Traditional symmetric tiling buffers impose strict dimensional matching between input matrix A and output matrix C along the M-dimension, constraining cache efficiency and arithmetic intensity optimization for GEMM. This work proposes Asymmetric Tiling Buffering (ATB), the first technique to decouple buffer dimensioning for input and output operands while preserving computational correctness—thereby enhancing data reuse and computational density. We develop an analytical model that jointly optimizes arithmetic intensity gains against kernel-switching overhead, and implement end-to-end optimized BFP16-BF16 GEMM on the AMD XDNA2 AI Engine.
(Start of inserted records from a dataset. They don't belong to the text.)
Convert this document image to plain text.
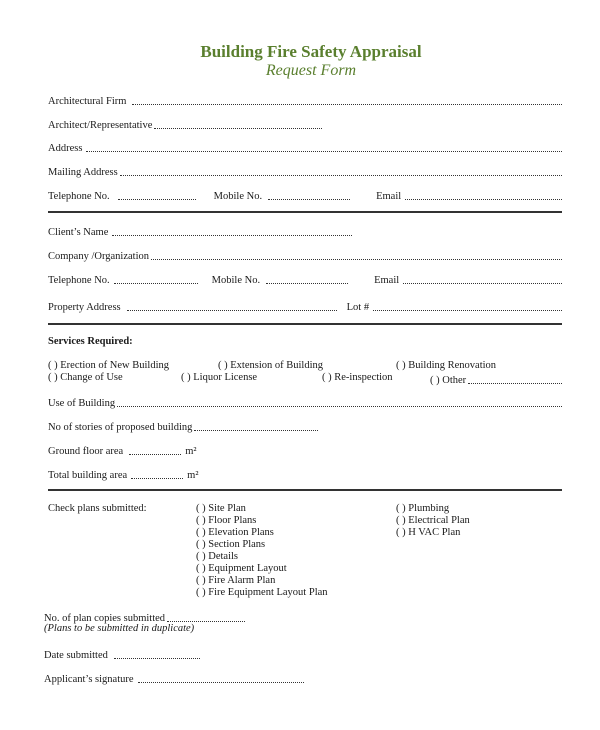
Building Fire Safety Appraisal
Request Form
Architectural Firm
Architect/Representative
Address
Mailing Address
Telephone No.	Mobile No.	Email
Client’s Name
Company /Organization
Telephone No.	Mobile No.	Email
Property Address	Lot #
Services Required:
( ) Erection of New Building	( ) Extension of Building	( ) Building Renovation
( ) Change of Use	( ) Liquor License	( ) Re-inspection	( ) Other
Use of Building
No of stories of proposed building
Ground floor area	m²
Total building area	m²
Check plans submitted:	( ) Site Plan
( ) Floor Plans
( ) Elevation Plans
( ) Section Plans
( ) Details
( ) Equipment Layout
( ) Fire Alarm Plan
( ) Fire Equipment Layout Plan
( ) Plumbing
( ) Electrical Plan
( ) H VAC Plan
No. of plan copies submitted
(Plans to be submitted in duplicate)
Date submitted
Applicant’s signature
Experimental results demonstrate ATB’s practical efficacy: peak performance improves from 4.8 to 24.6 TFLOPS—a maximum 4.54× speedup—and establishes a new platform record for GEMM throughput.
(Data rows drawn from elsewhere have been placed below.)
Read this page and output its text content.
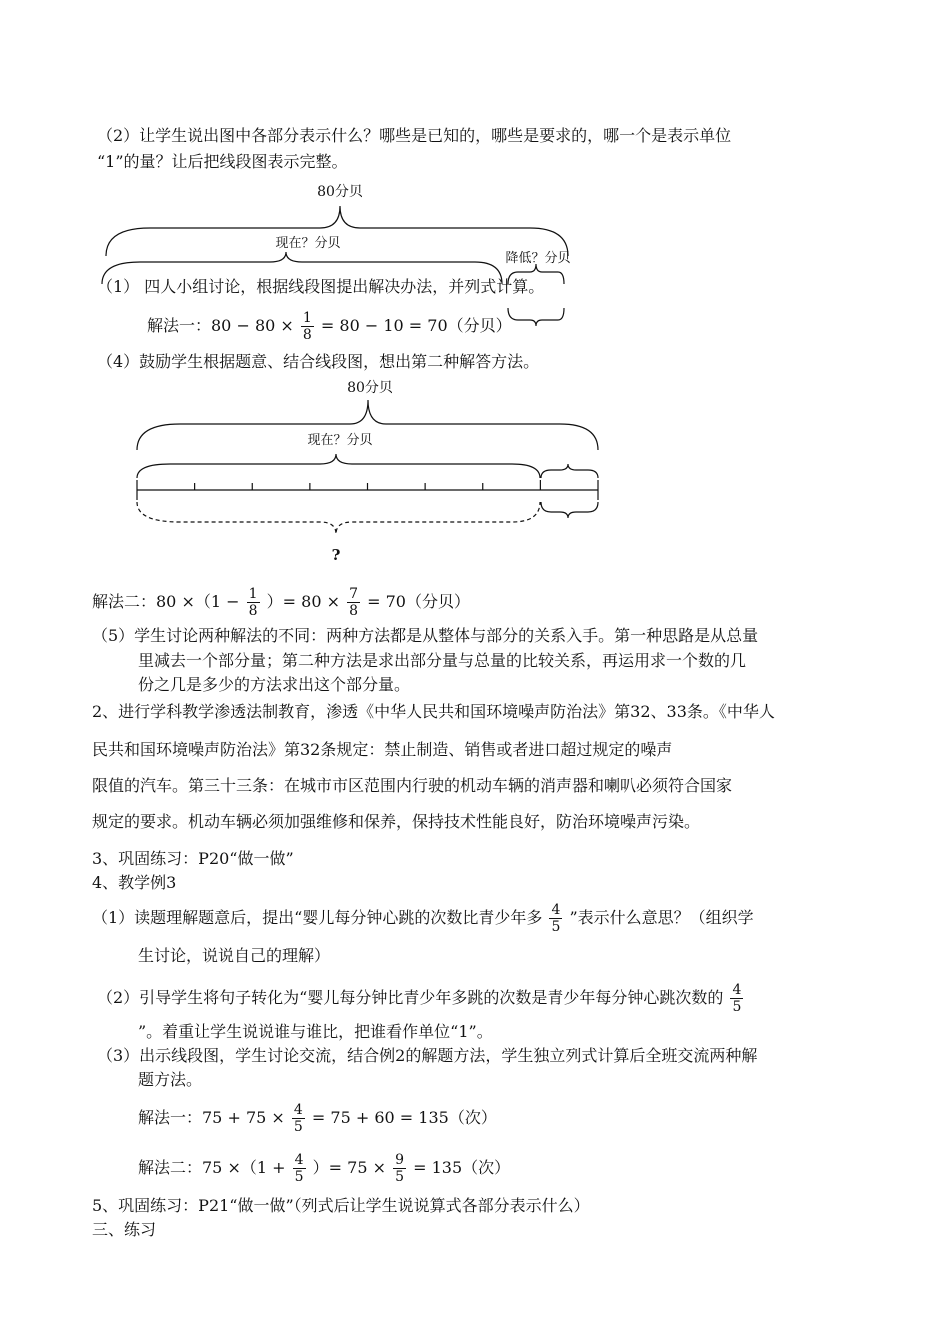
（2）让学生说出图中各部分表示什么？哪些是已知的，哪些是要求的，哪一个是表示单位
“1”的量？让后把线段图表示完整。
80分贝
现在？分贝
降低？分贝
（1） 四人小组讨论，根据线段图提出解决办法，并列式计算。
解法一：$80 - 80 \times \frac{1}{8} = 80 - 10 = 70$（分贝）
（4）鼓励学生根据题意、结合线段图，想出第二种解答方法。
80分贝
现在？分贝
?
解法二：$80 \times(1 - \frac{1}{8}$ ）= $80 \times \frac{7}{8} = 70$（分贝）
（5）学生讨论两种解法的不同：两种方法都是从整体与部分的关系入手。第一种思路是从总量
里减去一个部分量；第二种方法是求出部分量与总量的比较关系，再运用求一个数的几
份之几是多少的方法求出这个部分量。
2、进行学科教学渗透法制教育，渗透《中华人民共和国环境噪声防治法》第32、33条。《中华人
民共和国环境噪声防治法》第32条规定：禁止制造、销售或者进口超过规定的噪声
限值的汽车。第三十三条：在城市市区范围内行驶的机动车辆的消声器和喇叭必须符合国家
规定的要求。机动车辆必须加强维修和保养，保持技术性能良好，防治环境噪声污染。
3、巩固练习：P20“做一做”
4、教学例3
（1）读题理解题意后，提出“婴儿每分钟心跳的次数比青少年多 $\frac{4}{5}$ ”表示什么意思？（组织学
生讨论，说说自己的理解）
（2）引导学生将句子转化为“婴儿每分钟比青少年多跳的次数是青少年每分钟心跳次数的 $\frac{4}{5}$
”。着重让学生说说谁与谁比，把谁看作单位“1”。
（3）出示线段图，学生讨论交流，结合例2的解题方法，学生独立列式计算后全班交流两种解
题方法。
解法一：$75 + 75 \times \frac{4}{5} = 75 + 60 = 135$（次）
解法二：$75 \times(1 + \frac{4}{5}$ ）= $75 \times \frac{9}{5} = 135$（次）
5、巩固练习：P21“做一做”（列式后让学生说说算式各部分表示什么）
三、练习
General matrix multiplication (GEMM) is the computational backbone of modern AI workloads, and its efficiency is critically dependent on effective tiling strategies. Conventional approaches employ symmetric tile buffering, where the buffered tile size of the input $A$ along the dimension $M$ matches the output tile size of $C$. In this paper, we introduce asymmetric tile buffering (ATB), a simple but powerful technique that decouples the buffered tile dimensions of the input and output operands. We show, for the first time, that ATB is both practical and highly beneficial. To explain this effect, we develop a performance model that incorporates both the benefits of ATB (higher arithmetic intensity) and its overheads (higher kernel switching costs), providing insight into how to select effective ATB tiling factors. As a case study, we apply ATB to AMD's latest XDNA2 AI Engine (AIE), achieving up to a 4.54x speedup, from 4.8 to 24.6 TFLOPS on mixed-precision BFP16--BF16 GEMM, establishing a new performance record for XDNA2 AIE.